Recall from lecture that heapsort takes place in two phases: first, building the heap, and second, repeatedly removing the maximum from the heap and placing it at the end of the ArrayList. We can build a heap in one of two ways; here is the easier one:
• Starting from the last item in the ArrayList, ensure that it and its children are a valid heap. It has no children, so it must be a valid heap. Go to the next-to-last item in the ArrayList and ensure that it too is a valid heap. It also has no children, so it must be valid. In fact, none of the last $$n/2$$ items (where $$n$$ is the size of the ArrayList) have any children (why?), so they must all be valid heaps.

• The $$n/2$$ item must have at least one child. If it is smaller than its children, then swap it with the larger of the two, and recursively fixup the heap at the location of that child (because now it might not be ordered properly with respect to its children). This step is called “downheap”.

• Repeat “downheap” for every item up to and including the root.

NOTE: Java does not use the IComparator<T> interface we have been using so far with the same names we have been using.
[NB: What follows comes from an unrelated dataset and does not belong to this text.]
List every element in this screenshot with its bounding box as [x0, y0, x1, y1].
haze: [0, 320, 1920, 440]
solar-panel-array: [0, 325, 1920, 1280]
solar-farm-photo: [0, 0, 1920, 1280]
Instead, it’s called a Comparator, and its method is called compare. But it behaves exactly the same as the IComparator interface we have used; it just has an inconsistent naming convention.

Next, we need to remove the maximum item from a heap. Fortunately, we know where to find it: at the root. To remove the item, we must fill the hole left at the root, without violating our invariants. So we choose the last item in the last layer of the tree and swap them. Now our structural invariant is restored, but the logical invariant is broken. Fortunately, we know how to fix that: just downheap the new value at the root!

Finally, we need to repeat this removal for every item in the heap. Once the heap is empty, the “discards” will actually be the contents of the heap in sorted order.